Nothing in life is ever free! The correct term with the NHS is "free at point of use". So as you know, it LOOKS free when you need it. Just saying that to avoid Americans commenting on it.
What they have in the USA is no system at all. Imagine a Britain with no NHS, just doctors and hospitals where you have to pay every time you use them. This gets expensive (it's the most expensive health care in the world because doctors charge so much) so you want to have insurance. Poor and old people get paid for by Medicare and Medicaid, taxes pay for those, and the "Obamacare" law has made it compulsory for everybody else to have health insurance.
So one big difference is that in the UK, taxes pay for your health care unless you choose to "go private", but in the USA, unless you are entitled to Medicare or Medicaid,,you have to buy insurance. If taxes look higher in the UK, which they aren't particularly, it's because they pay for more!
So you have insurance, and that will pay your medical bills. To keep it simple, let's forget things like excesses and exclusions in the insurance policy. Insurance pays the bills, but these can be big bills and so the insurance costs a lot too.
The real issue is the amount American doctors charge. They charge a LOT and this makes Medicare, Medicaid and insurance expensive. The enormous difference with the NHS is that the NHS itself employs and pays the doctors and runs everything, so it can control what doctors get paid. Doctors can work privately like all American doctors do, but they won't make a living unless they have a lot of rich patients willing to pay for it. The NHS pays a good wage to doctors, but it won't make them millionaires.
And that is the biggest cost. If you can control what you pay doctors, you can have an NHS to cover everyone.
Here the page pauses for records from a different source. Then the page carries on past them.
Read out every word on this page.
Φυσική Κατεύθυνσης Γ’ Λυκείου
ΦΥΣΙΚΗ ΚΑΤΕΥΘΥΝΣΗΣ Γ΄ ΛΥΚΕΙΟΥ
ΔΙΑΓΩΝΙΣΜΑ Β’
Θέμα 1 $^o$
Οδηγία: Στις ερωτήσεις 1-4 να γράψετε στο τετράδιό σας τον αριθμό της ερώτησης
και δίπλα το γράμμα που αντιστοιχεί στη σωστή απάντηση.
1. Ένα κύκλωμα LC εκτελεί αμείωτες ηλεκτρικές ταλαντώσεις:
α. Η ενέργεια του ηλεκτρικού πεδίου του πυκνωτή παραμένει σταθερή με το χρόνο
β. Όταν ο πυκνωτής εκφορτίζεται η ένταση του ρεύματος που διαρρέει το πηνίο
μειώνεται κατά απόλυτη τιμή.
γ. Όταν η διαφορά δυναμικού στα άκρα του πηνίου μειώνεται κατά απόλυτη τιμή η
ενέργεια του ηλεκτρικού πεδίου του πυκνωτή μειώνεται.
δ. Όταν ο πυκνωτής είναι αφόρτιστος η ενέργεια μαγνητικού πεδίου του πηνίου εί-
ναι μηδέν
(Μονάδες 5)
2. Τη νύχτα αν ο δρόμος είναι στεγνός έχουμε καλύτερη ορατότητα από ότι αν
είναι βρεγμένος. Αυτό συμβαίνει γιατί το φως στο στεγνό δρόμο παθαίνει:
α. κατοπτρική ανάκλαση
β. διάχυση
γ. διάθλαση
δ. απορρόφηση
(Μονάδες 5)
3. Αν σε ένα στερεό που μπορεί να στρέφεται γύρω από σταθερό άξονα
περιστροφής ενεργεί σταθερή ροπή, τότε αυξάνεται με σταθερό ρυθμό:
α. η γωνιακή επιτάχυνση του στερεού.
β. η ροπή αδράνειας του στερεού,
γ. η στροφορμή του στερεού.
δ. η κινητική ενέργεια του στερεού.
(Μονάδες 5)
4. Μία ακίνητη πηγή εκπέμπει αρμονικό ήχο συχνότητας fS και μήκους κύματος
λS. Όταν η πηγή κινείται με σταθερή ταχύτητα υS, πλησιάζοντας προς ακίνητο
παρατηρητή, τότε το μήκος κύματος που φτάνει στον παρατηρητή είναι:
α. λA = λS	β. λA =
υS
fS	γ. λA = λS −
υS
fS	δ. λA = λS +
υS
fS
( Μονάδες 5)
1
Now here's a bit of economics. Chemists and hospitals buy drugs from drug companies. One individual customer can't bargain much. But if the whole NHS says "we want 1 billion Ramiprils, can we do a deal?", you bet they can come up with a discount! We have a monopoly buyer situation. If the company says no, who else are they going to sell to? So that keeps costs down too. (I mention Ramipril because I have to take it every day for high blood pressure, lots of older people have that, so I'm sure the NHS actually does need billions of them.)
Your Dad is wrong. Of course doctors will treat you if you're sick. Any doctor is sworn to preserve life and that's why American doctors won't do lethal injections. The problem comes with who's going to pay for it. In the UK, the NHS just pays. In the USA, you're reliant on doctors doing some charity work. This reminds me of my Mum, who was born before the NHS started in a charity nursing home.
The NHS is a very different way of running things. And a very good one too. StephenWeinstein is right - if the USA actually had an NHS, it could probably do it just for the amount it already spends on Medicare and Medicaid, But it won't do that because all the doctors and health insurance companies will scream, and they bribe the politicians not to do it.